Burocratização dos processos aduaneiros penaliza comércio exterior brasileiro

FONTE GUIA MARÍTIMO

Falta de sinergia entre os sistemas alfandegários faz com que as mercadorias levem mais de 10 dias para serem liberadas nos portos.

Redação

A rapidez na operação logística das empresas perdeu espaço para a burocracia no transporte de cargas, que faz com que as mercadorias que ingressam no país levem mais de uma semana para serem liberadas.

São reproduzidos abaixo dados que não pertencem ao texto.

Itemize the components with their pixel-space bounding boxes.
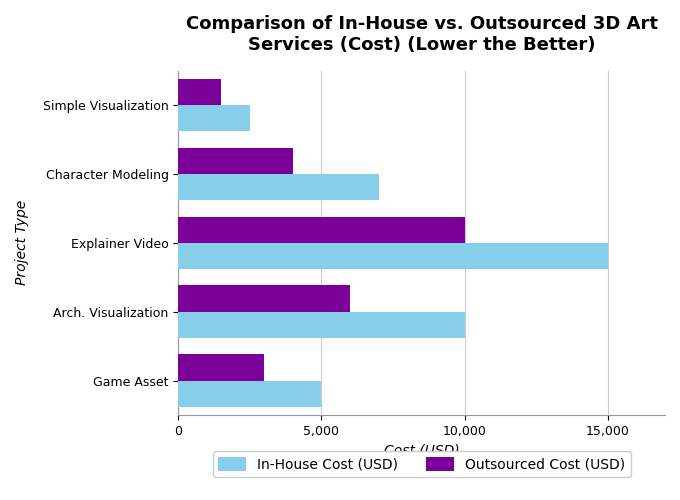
X-axis label: Cost (USD): Cost (USD) [384, 443, 460, 457]
Y-axis label: Project Type: Project Type [15, 200, 29, 286]
Bar [178, 354, 265, 380]
Title: Comparison of In-House vs. Outsourced 3D Art
Services (Cost) (Lower the Better): Comparison of In-House vs. Outsourced 3D… [186, 15, 658, 54]
Bar [178, 286, 350, 312]
Bar [178, 380, 322, 406]
Bar [178, 174, 379, 200]
Bar [178, 105, 250, 131]
Legend: In-House Cost (USD), Outsourced Cost (USD): In-House Cost (USD), Outsourced Cost (US… [213, 451, 630, 477]
Bar [178, 79, 221, 105]
Bar [178, 148, 293, 174]
Bar [178, 312, 464, 338]
Bar [178, 216, 464, 243]
Bar [178, 243, 608, 269]
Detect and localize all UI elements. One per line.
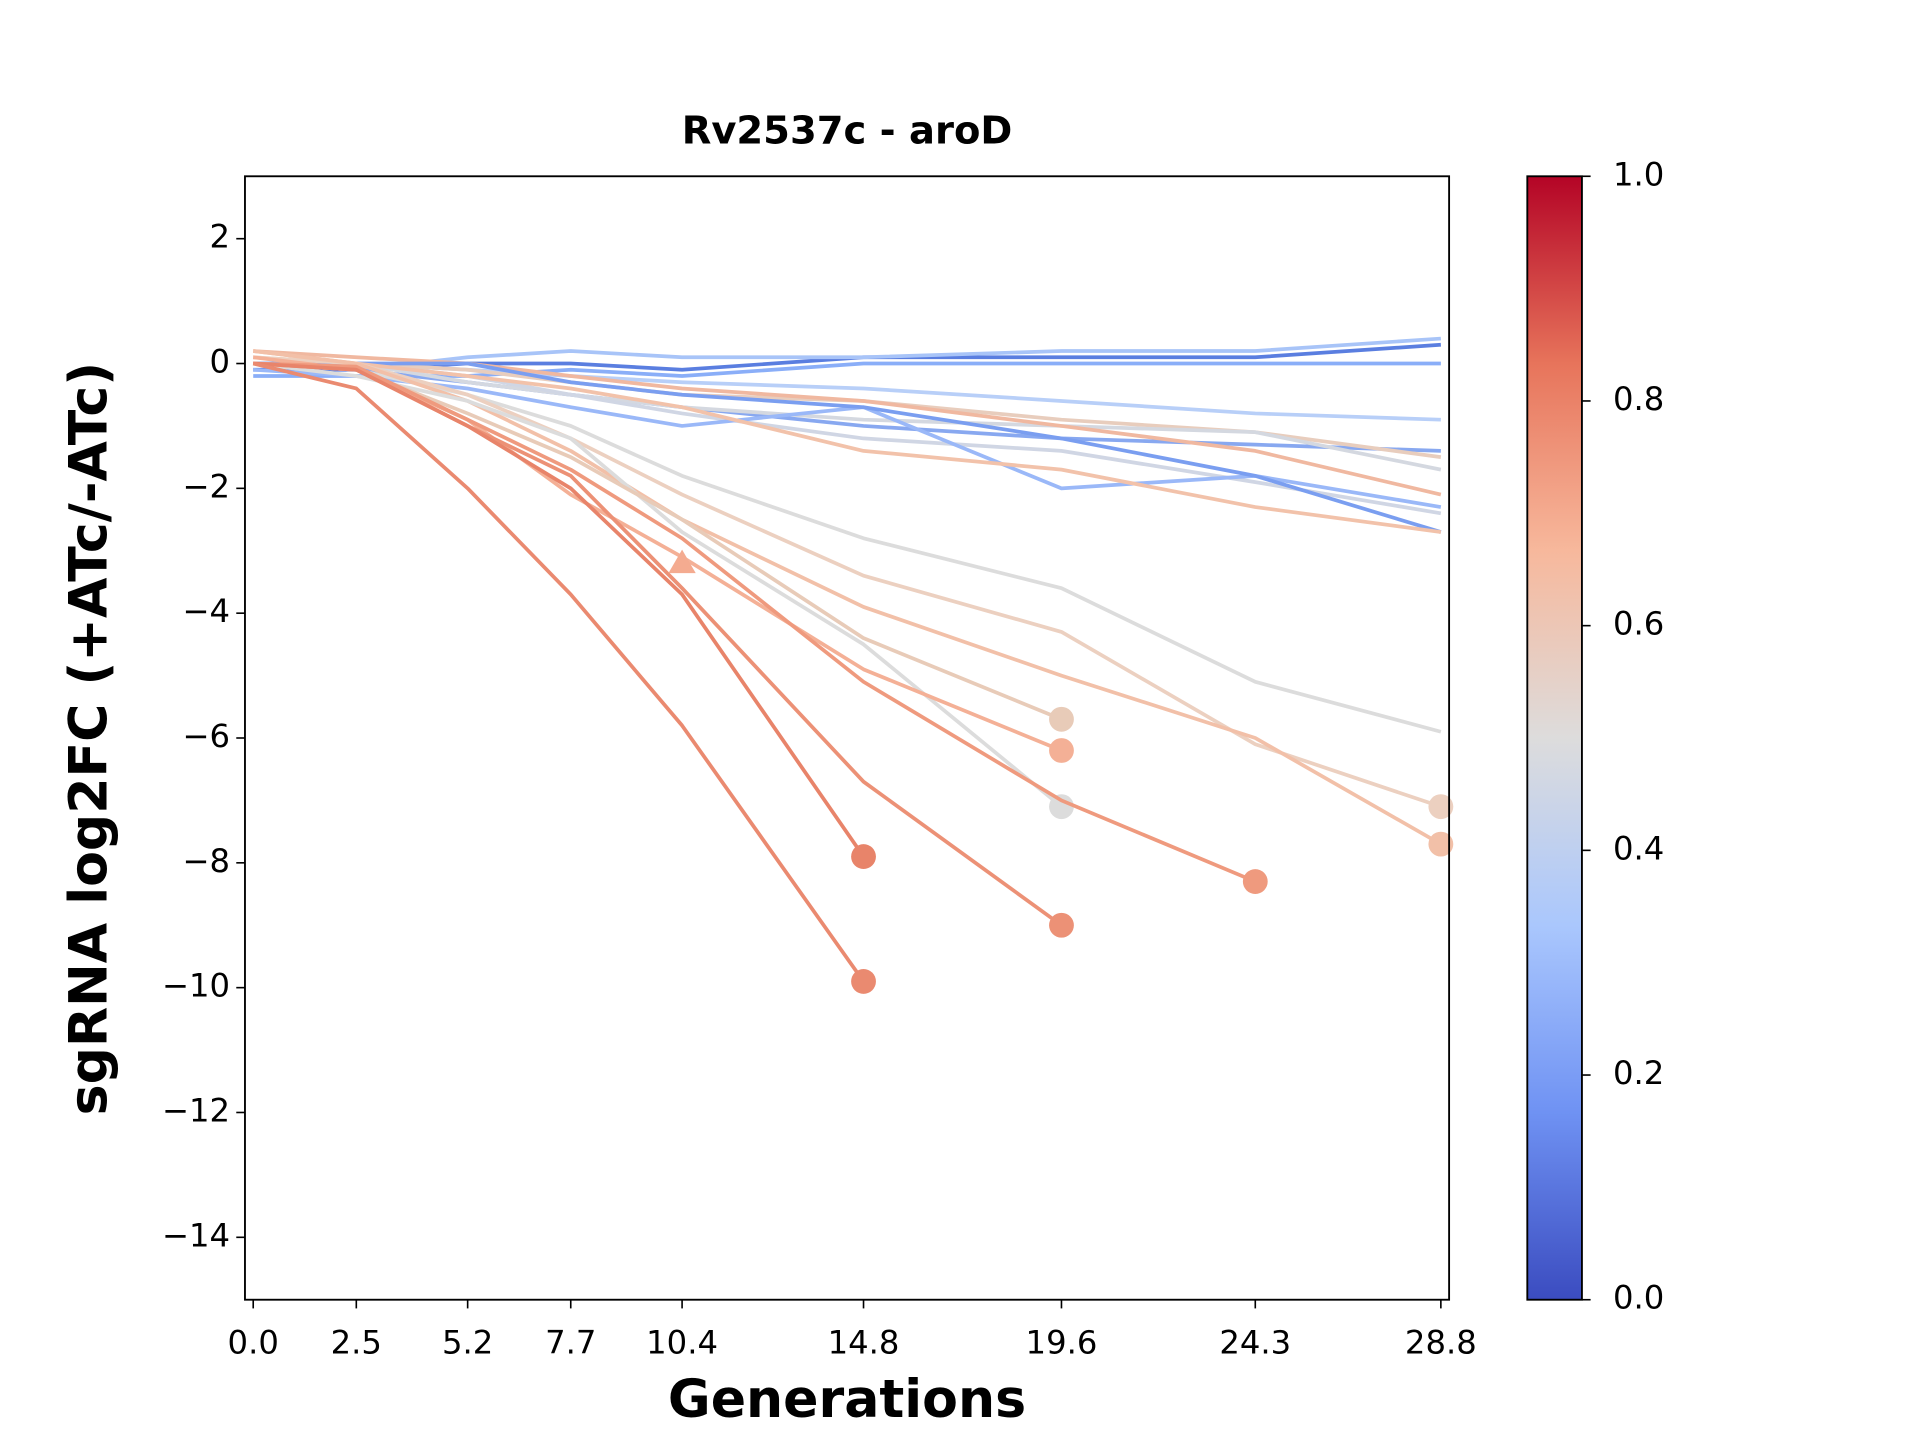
end-marker <box>1049 912 1074 938</box>
series-line <box>253 367 1442 509</box>
end-marker <box>1049 794 1074 820</box>
colorbar-tick-label: 1.0 <box>1613 155 1664 193</box>
series-line <box>252 355 1063 753</box>
y-tick-label: −6 <box>182 717 230 755</box>
y-tick-label: −14 <box>162 1216 230 1254</box>
series-line <box>252 361 1063 809</box>
x-tick-label: 2.5 <box>331 1323 382 1361</box>
end-marker <box>1049 706 1074 732</box>
x-tick-label: 19.6 <box>1026 1323 1098 1361</box>
series-line <box>252 361 866 983</box>
y-tick-label: −4 <box>182 592 230 630</box>
y-axis-label: sgRNA log2FC (+ATc/-ATc) <box>59 362 119 1116</box>
end-marker <box>851 969 876 994</box>
series-line <box>253 361 1442 534</box>
series-line <box>253 361 1063 927</box>
colorbar-tick-label: 0.8 <box>1613 380 1664 418</box>
end-marker <box>851 844 876 869</box>
x-tick-label: 24.3 <box>1219 1323 1291 1361</box>
x-tick-label: 7.7 <box>545 1323 596 1361</box>
series-line <box>253 355 1442 809</box>
series-line <box>253 349 1442 497</box>
y-tick-label: −2 <box>182 467 230 505</box>
series-line <box>253 361 1442 734</box>
end-marker <box>1428 794 1454 820</box>
y-tick-label: 0 <box>210 343 231 381</box>
end-marker <box>1242 869 1268 894</box>
end-marker <box>1049 738 1074 763</box>
y-tick-label: −8 <box>182 842 230 880</box>
x-axis-label: Generations <box>668 1370 1026 1430</box>
y-tick-label: −10 <box>162 967 230 1005</box>
colorbar-tick-label: 0.6 <box>1613 605 1664 643</box>
x-tick-label: 5.2 <box>442 1323 493 1361</box>
end-marker <box>1428 831 1454 857</box>
plot-frame <box>244 175 1451 1301</box>
triangle-marker <box>668 549 696 574</box>
x-tick-label: 28.8 <box>1405 1323 1477 1361</box>
colorbar-tick-label: 0.4 <box>1613 829 1664 867</box>
y-tick-label: −12 <box>162 1091 230 1129</box>
colorbar-tick-label: 0.0 <box>1613 1279 1664 1317</box>
chart-title: Rv2537c - aroD <box>682 108 1013 153</box>
series-line <box>252 349 1442 534</box>
x-tick-label: 10.4 <box>646 1323 718 1361</box>
colorbar-tick-label: 0.2 <box>1613 1054 1664 1092</box>
colorbar <box>1526 175 1583 1301</box>
y-tick-label: 2 <box>210 218 231 256</box>
x-tick-label: 0.0 <box>228 1323 279 1361</box>
series-line <box>253 361 866 858</box>
series-line <box>253 361 1257 884</box>
x-tick-label: 14.8 <box>828 1323 900 1361</box>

No modal marítimo, por exemplo, que opera com volumes e tempos mais significativos, o processo de liberação para a importação leva em torno de 14 dias, desde a atracação do navio até a saída da mercadoria do porto. Já para a exportação, o tempo médio é de 13 dias.

Para o diretor da AEB (Associação de Comércio Exterior do Brasil), Aluísio Sobreira, o processo esbarra na falta de integração dos sistemas que são empregados pelos órgãos competentes. Ele explica que a carga possui um período sem custo para a realização dos processos alfandegários e inspeções, porém este prazo é ultrapassado na maioria das vezes, o que acaba por gerar custos adicionais com armazenagem. “Pagamos mais por causa da ineficiência dos sistemas que não se conversam. Esta realidade é prejudicial para o comércio exterior brasileiro. Precisamos promover a competitividade das nossas exportações e reduzir os custos do Brasil com a diminuição da carga tributária e desoneração fiscal da cadeia de produtos exportáveis”, aponta.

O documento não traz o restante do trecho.